The good performance achieved in author-line identification allows targeted PubMed queries for authors with only a reasonable number of FP non-author text queries submitted. At this point, we wish to emphasize that PubMed hits are not only gathered by querying for the putative authors, but also from searching for the presumed title, abstract, and the digital object identifier, if available. The aim of the described filters is therefore not to extract the true bibliography directly from the manuscript, but rather to construct a set of query strings, that allow a retrieval of this information from PubMed with as few requests as possible.

Eventually, even obtaining a unique PubMed hit for a query string is not sufficient to assure that manuscript and bibliography match.
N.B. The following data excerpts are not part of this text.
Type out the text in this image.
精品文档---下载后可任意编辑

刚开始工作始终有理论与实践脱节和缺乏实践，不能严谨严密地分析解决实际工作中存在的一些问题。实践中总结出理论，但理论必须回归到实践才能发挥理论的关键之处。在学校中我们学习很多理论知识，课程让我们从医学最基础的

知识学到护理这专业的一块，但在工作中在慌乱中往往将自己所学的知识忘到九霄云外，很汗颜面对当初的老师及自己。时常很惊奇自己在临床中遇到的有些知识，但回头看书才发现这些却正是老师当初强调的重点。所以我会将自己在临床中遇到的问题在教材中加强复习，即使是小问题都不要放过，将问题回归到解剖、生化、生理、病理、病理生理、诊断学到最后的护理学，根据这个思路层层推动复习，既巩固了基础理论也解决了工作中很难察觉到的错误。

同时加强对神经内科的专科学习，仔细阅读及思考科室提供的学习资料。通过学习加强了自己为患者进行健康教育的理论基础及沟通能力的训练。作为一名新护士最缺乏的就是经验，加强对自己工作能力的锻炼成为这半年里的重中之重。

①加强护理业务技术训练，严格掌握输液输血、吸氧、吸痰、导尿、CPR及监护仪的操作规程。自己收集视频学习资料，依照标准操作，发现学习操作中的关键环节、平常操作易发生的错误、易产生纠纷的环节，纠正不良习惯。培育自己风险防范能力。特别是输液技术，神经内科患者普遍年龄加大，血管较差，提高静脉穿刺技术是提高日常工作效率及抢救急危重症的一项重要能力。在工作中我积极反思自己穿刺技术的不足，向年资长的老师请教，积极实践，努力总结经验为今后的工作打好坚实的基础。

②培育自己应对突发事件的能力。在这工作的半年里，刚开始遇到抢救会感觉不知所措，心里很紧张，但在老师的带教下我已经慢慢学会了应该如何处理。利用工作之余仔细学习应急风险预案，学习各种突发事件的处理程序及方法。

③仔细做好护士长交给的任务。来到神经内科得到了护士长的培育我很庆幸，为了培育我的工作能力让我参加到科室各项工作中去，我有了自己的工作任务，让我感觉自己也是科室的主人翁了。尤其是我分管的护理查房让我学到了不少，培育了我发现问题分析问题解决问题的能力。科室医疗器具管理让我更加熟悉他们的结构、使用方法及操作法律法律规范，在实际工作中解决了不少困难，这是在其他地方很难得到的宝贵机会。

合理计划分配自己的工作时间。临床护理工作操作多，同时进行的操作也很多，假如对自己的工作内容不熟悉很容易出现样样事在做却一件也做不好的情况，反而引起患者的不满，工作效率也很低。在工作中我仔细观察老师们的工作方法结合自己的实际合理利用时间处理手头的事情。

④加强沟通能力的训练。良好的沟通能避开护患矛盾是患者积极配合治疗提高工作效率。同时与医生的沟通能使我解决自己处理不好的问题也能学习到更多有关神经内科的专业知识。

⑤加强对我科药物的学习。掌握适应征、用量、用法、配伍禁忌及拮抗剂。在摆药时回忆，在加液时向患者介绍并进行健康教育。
Each retrieved Medline record is thus additionally cross-checked against the extracted full-text by reverse queries of title, authors and abstract.
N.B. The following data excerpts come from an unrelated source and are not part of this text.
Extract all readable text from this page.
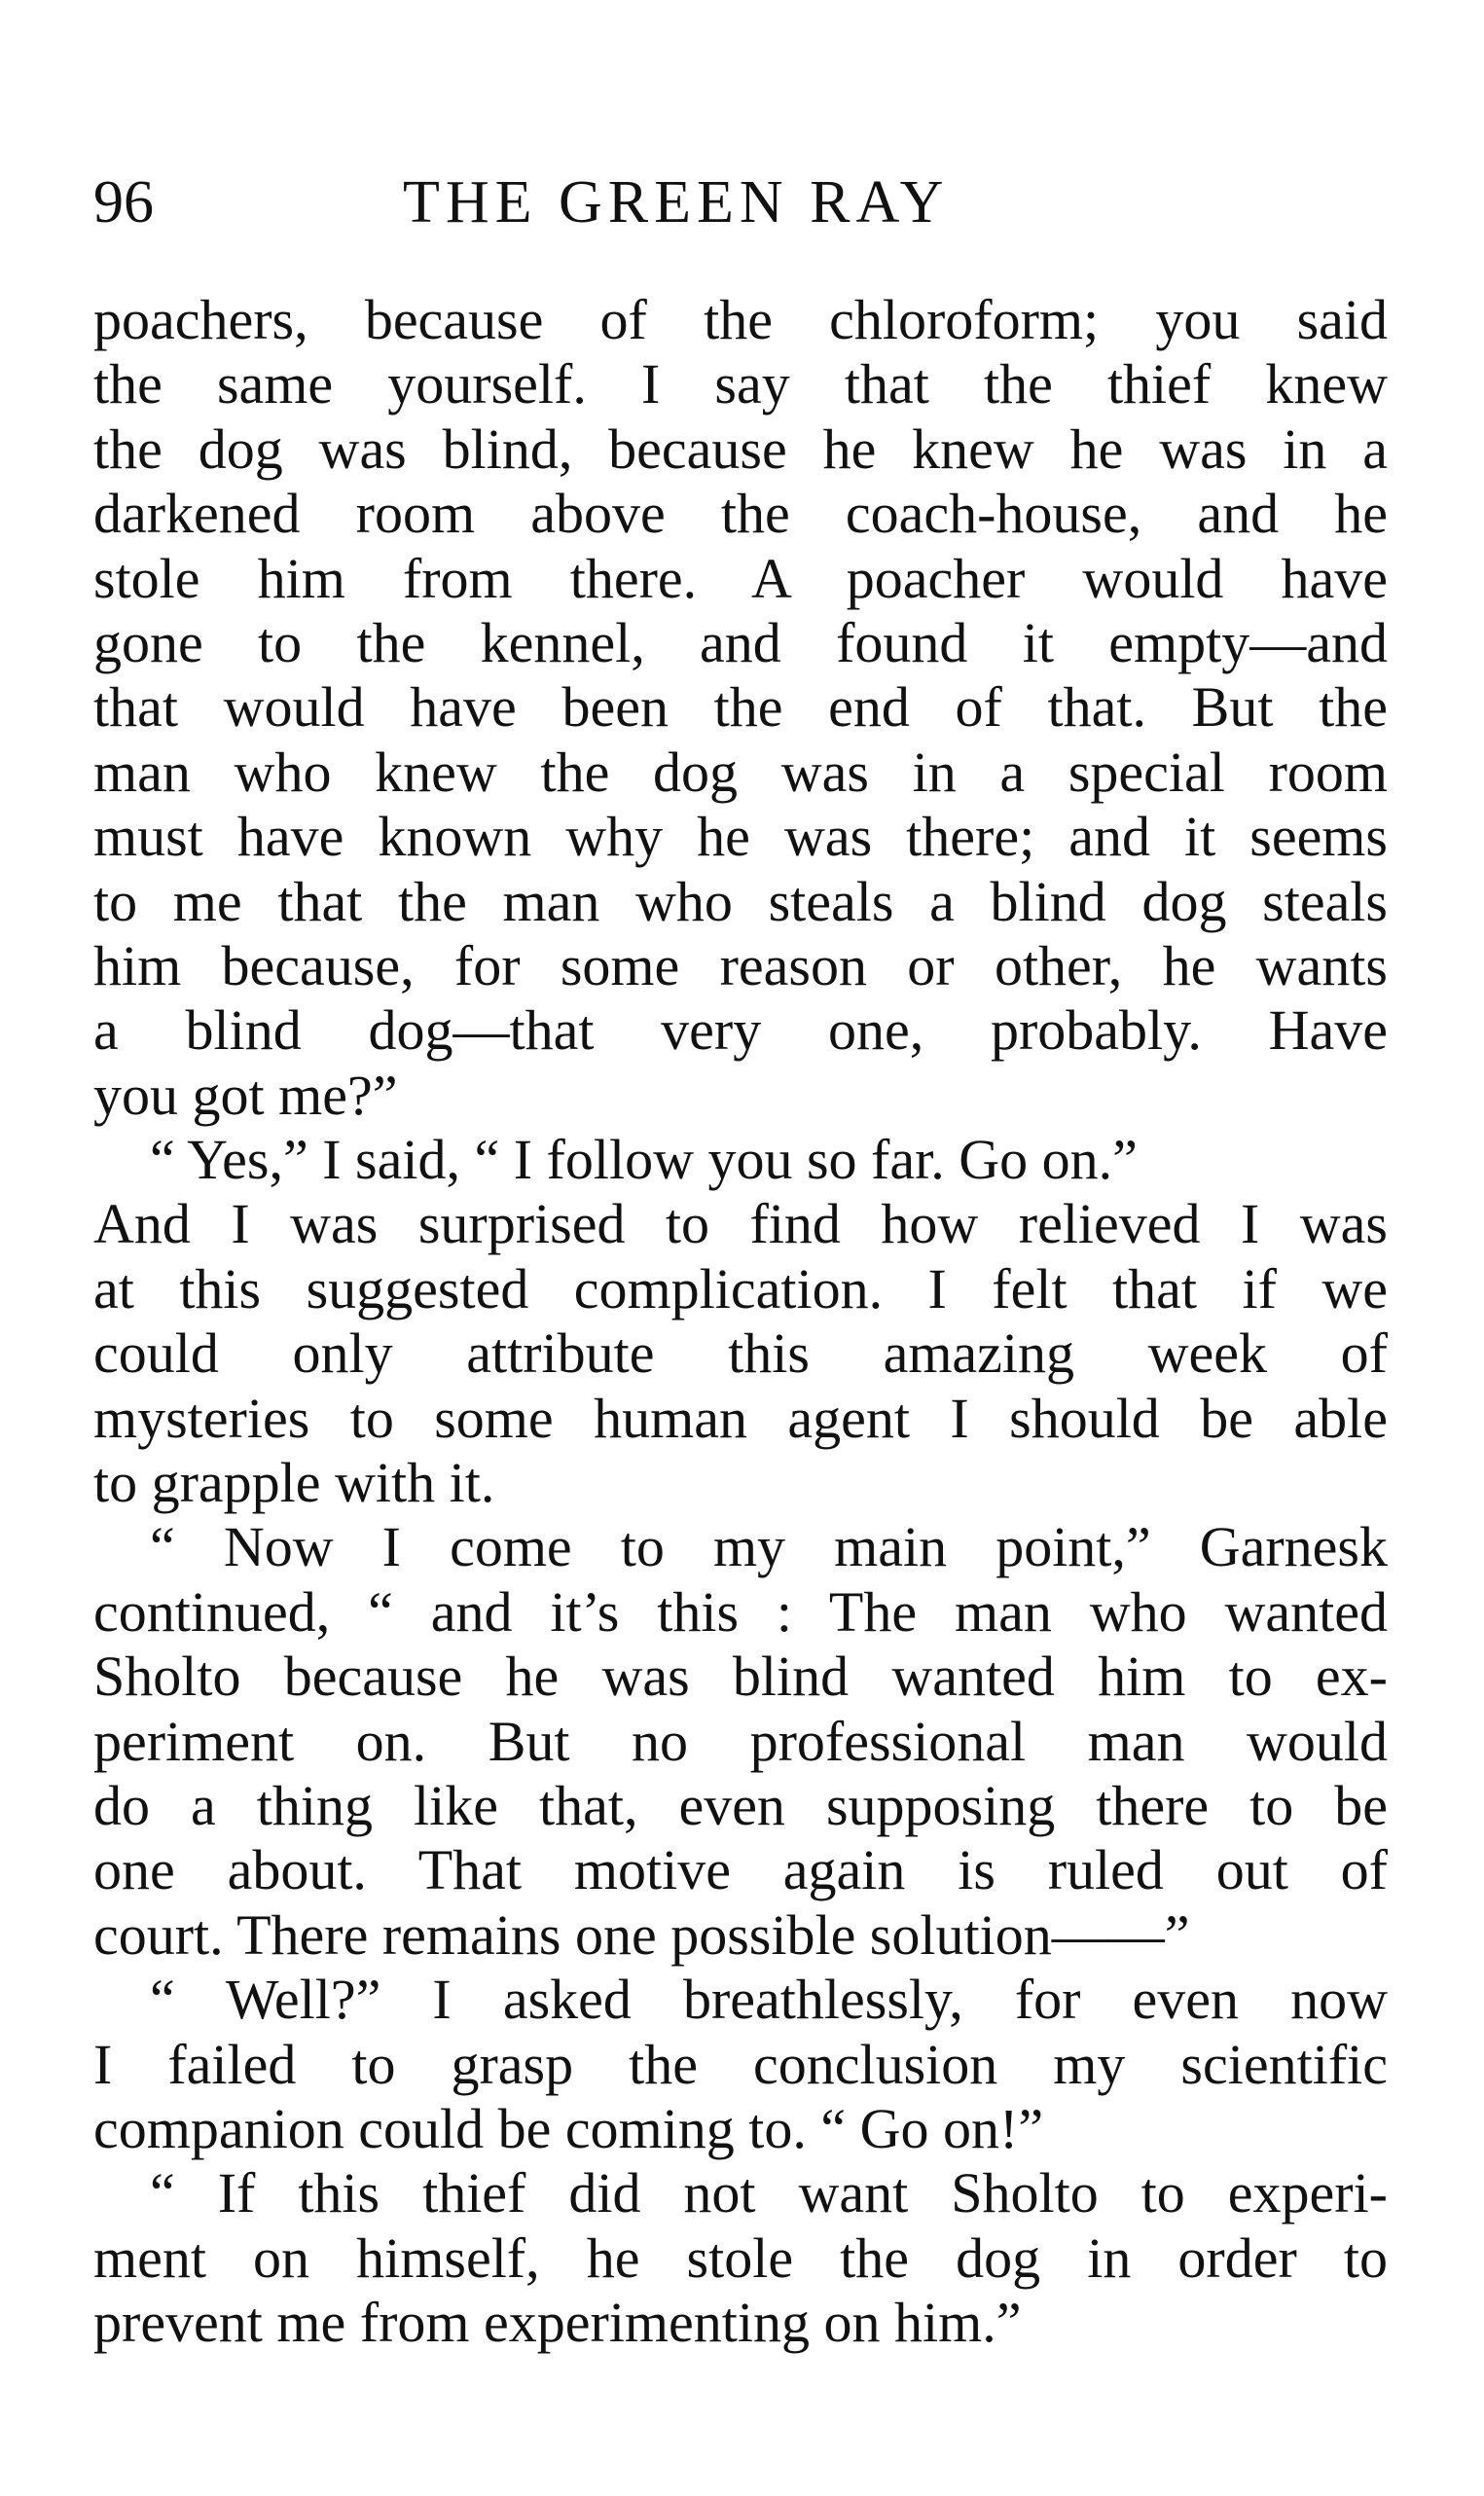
96	THE GREEN RAY
poachers, because of the chloroform; you said
the same yourself. I say that the thief knew
the dog was blind, because he knew he was in a
darkened room above the coach-house, and he
stole him from there. A poacher would have
gone to the kennel, and found it empty—and
that would have been the end of that. But the
man who knew the dog was in a special room
must have known why he was there; and it seems
to me that the man who steals a blind dog steals
him because, for some reason or other, he wants
a blind dog—that very one, probably. Have
you got me?”
“ Yes,” I said, “ I follow you so far. Go on.”
And I was surprised to find how relieved I was
at this suggested complication. I felt that if we
could only attribute this amazing week of
mysteries to some human agent I should be able
to grapple with it.
“ Now I come to my main point,” Garnesk
continued, “ and it’s this : The man who wanted
Sholto because he was blind wanted him to ex-
periment on. But no professional man would
do a thing like that, even supposing there to be
one about. That motive again is ruled out of
court. There remains one possible solution——”
“ Well?” I asked breathlessly, for even now
I failed to grasp the conclusion my scientific
companion could be coming to. “ Go on!”
“ If this thief did not want Sholto to experi-
ment on himself, he stole the dog in order to
prevent me from experimenting on him.”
Technically, the retrieval of Medline records from PubMed was implemented in Perl, such that it can be run from a single stand-alone script. This makes the feature easily accessible for other environments.

Results and discussion

Performance

The real-world performance of the complete system for the automated retrieval of bibliographic records was assessed on a test set of over 1000 PubMed listed manuscripts covering about 200 different journals. BibGlimpse was able to retrieve the correct PubMed records for 95% of these manuscripts with only 0.5% spurious hits and the remaining 4.5% being tagged as not-found. This shows that the combination of multiple heuristic queries and the cross-checking process yields an overall robust performance. There are some cases, however, where retrieval might not succeed. Consider the following text line returned from a 'pdftotext' conversion:

Gene Expression Profiles in Formalin-Fixed, ParaffinEmbedded Tissues Obtained with a Novel Assay for Microarray Analysis, Marina Bibikova,1 Joanne M. Yeakley,1 Eugene Chudin,1 Jing Chen,1 Eliza Wickham,1 Jessica WangRodriguez,2 and Jian-Bin g Fan1* (1 Illumina, Inc., San Diego, CA)
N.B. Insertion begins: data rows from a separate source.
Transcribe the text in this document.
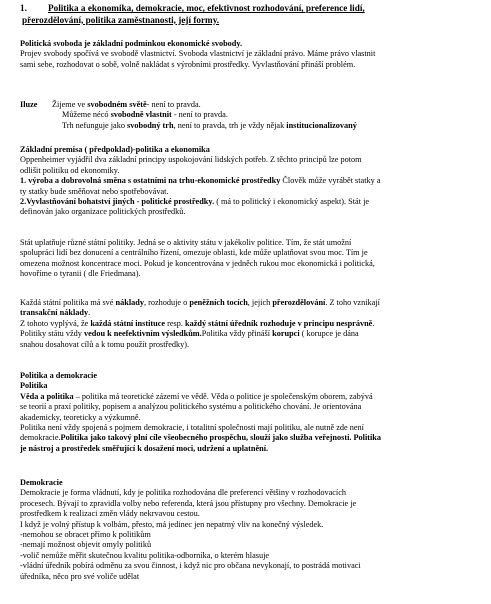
1. Politika a ekonomika, demokracie, moc, efektivnost rozhodování, preference lidí,
přerozdělování, politika zaměstnanosti, její formy.
Politická svoboda je základní podmínkou ekonomické svobody.
Projev svobody spočívá ve svobodě vlastnictví. Svoboda vlastnictví je základní právo. Máme právo vlastnit
sami sebe, rozhodovat o sobě, volně nakládat s výrobními prostředky. Vyvlastňování přináší problém.
Iluze Žijeme ve svobodném světě- není to pravda.
Můžeme nécó svobodně vlastnit - není to pravda.
Trh nefunguje jako svobodný trh, není to pravda, trh je vždy nějak institucionalizovaný
Základní premisa ( předpoklad)-politika a ekonomika
Oppenheimer vyjádřil dva základní principy uspokojování lidských potřeb. Z těchto principů lze potom
odlišit politiku od ekonomiky.
1. výroba a dobrovolná směna s ostatními na trhu-ekonomické prostředky Člověk může vyrábět statky a
ty statky bude směňovat nebo spotřebovávat.
2.Vyvlastňování bohatství jiných - politické prostředky. ( má to politický i ekonomický aspekt). Stát je
definován jako organizace politických prostředků.
Stát uplatňuje různé státní politiky. Jedná se o aktivity státu v jakékoliv politice. Tím, že stát umožní
spolupráci lidí bez donucení a centrálního řízení, omezuje oblasti, kde může uplatňovat svou moc. Tím je
omezena možnost koncentrace moci. Pokud je koncentrována v jedněch rukou moc ekonomická i politická,
hovoříme o tyranii ( dle Friedmana).
Každá státní politika má své náklady, rozhoduje o peněžních tocích, jejich přerozdělování. Z toho vznikají
transakční náklady.
Z tohoto vyplývá, že každá státní instituce resp. každý státní úředník rozhoduje v principu nesprávně.
Politiky státu vždy vedou k neefektivním výsledkům.Politika vždy přináší korupci ( korupce je dána
snahou dosahovat cílů a k tomu použít prostředky).
Politika a demokracie
Politika
Věda a politika – politika má teoretické zázemí ve vědě. Věda o politice je společenským oborem, zabývá
se teorií a praxí politiky, popisem a analýzou politického systému a politického chování. Je orientována
akademicky, teoreticky a výzkumně.
Politika není vždy spojená s pojmem demokracie, i totalitní společnosti mají politiku, ale nutně zde není
demokracie.Politika jako takový plní cíle všeobecného prospěchu, slouží jako služba veřejnosti. Politika
je nástroj a prostředek směřující k dosažení moci, udržení a uplatnění.
Demokracie
Demokracie je forma vládnutí, kdy je politika rozhodována dle preferencí většiny v rozhodovacích
procesech. Bývají to zpravidla volby nebo referenda, která jsou přístupny pro všechny. Demokracie je
prostředkem k realizaci změn vlády nekrvavou cestou.
I když je volný přístup k volbám, přesto, má jedinec jen nepatrný vliv na konečný výsledek.
-nemohou se obracet přímo k politikům
-nemají možnost objevit omyly politiků
-volič nemůže měřit skutečnou kvalitu politika-odborníka, o kterém hlasuje
-vládní úředník pobírá odměnu za svou činnost, i když nic pro občana nevykonají, to postrádá motivaci
úředníka, něco pro své voliče udělat
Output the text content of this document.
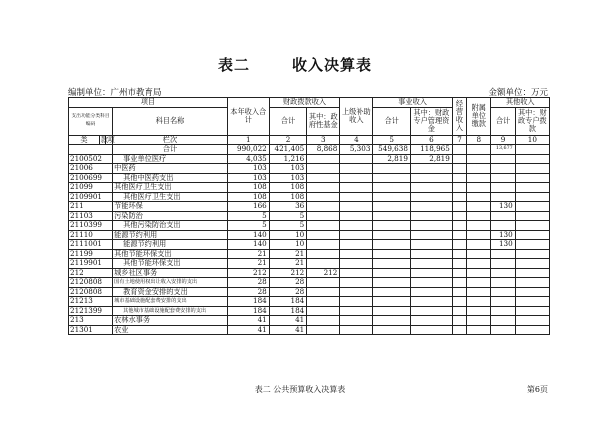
表二	收入决算表
编制单位：广州市教育局	金额单位：万元
项目				本年收入合计	财政拨款收入		上级补助收入	事业收入		经营收入	附属单位缴款	其他收入	
支出功能分类科目编码			科目名称		合计	其中：政府性基金		合计	其中：财政专户管理资金			合计	其中：财政专户拨款

类	款	项	栏次	1	2	3	4	5	6	7	8	9	10
			合计	990,022	421,405	8,868	5,303	549,638	118,965			13,677	
2100502			事业单位医疗	4,035	1,216			2,819	2,819				
21006			中医药	103	103								
2100699			其他中医药支出	103	103								
21099			其他医疗卫生支出	108	108								
2109901			其他医疗卫生支出	108	108								
211			节能环保	166	36							130	
21103			污染防治	5	5								
2110399			其他污染防治支出	5	5								
21110			能源节约利用	140	10							130	
2111001			能源节约利用	140	10							130	
21199			其他节能环保支出	21	21								
2119901			其他节能环保支出	21	21								
212			城乡社区事务	212	212	212							
2120808			国有土地使用权出让收入安排的支出	28	28								
2120808			教育资金安排的支出	28	28								
21213			城市基础设施配套费安排的支出	184	184								
2121399			其他城市基础设施配套费安排的支出	184	184								
213			农林水事务	41	41								
21301			农业	41	41								
表二 公共预算收入决算表	第6页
In this example, no newline character separates the title of the manuscript from the authors and their addresses. Moreover, the corresponding Medline entry (PMID 15563488) lists 'paraffin-embedded tissues' in the title, instead of the poorly converted 'ParaffinEmbedded' in the text version of the PDF. The cross-checking step may in such cases find no match. Also, single PDF files containing multiple short comments or letters to the editor may be assigned to the bibliography for the first comment or letter. Finally, the system may not be able to distinguish preprints from actually published manuscripts if they have the same title, authors, and abstract. In summary, however, these limitations only apply to a very small fraction of reprints files.

Application

Freeing researchers from a need to look up or enter bibliographical records and giving them an opportunity of annotating their reprints together with full-text query capabilities not only raises acceptance of the system in day-to-day usage but has profound practical implications for knowledge discovery, sharing, and retrieval. We illustrate this with a few examples (Figure 2). Important information, such as the cell line types employed, is often not contained in the abstract but can be queried by full-text search (e.g., a query for cell line HCT116, Figure 2). Other information may even only be implicit in the full manuscript text but can be captured explicitly by user annotation (e.g., user annotation as 'p53 wildtype').

The challenge of searching natural language text, of course, remains. Depending on the application domain, it may be valuable to consider extending the free-form annotation of articles by keywords from ontologies with controlled vocabularies or controlled subsets of natural language [9]. External tools can easily be integrated to either automatically generate these, or at least assist the user in a manual curation process [10]. This is much facilitated by having all internally stored information available as plain text files on disk. Through structured query support such additional fields can be queried directly. Having straightforward means for the integration of text-mining tools thus allows future developments to further assist users in extracting searchable knowledge from their annotated reprint collections.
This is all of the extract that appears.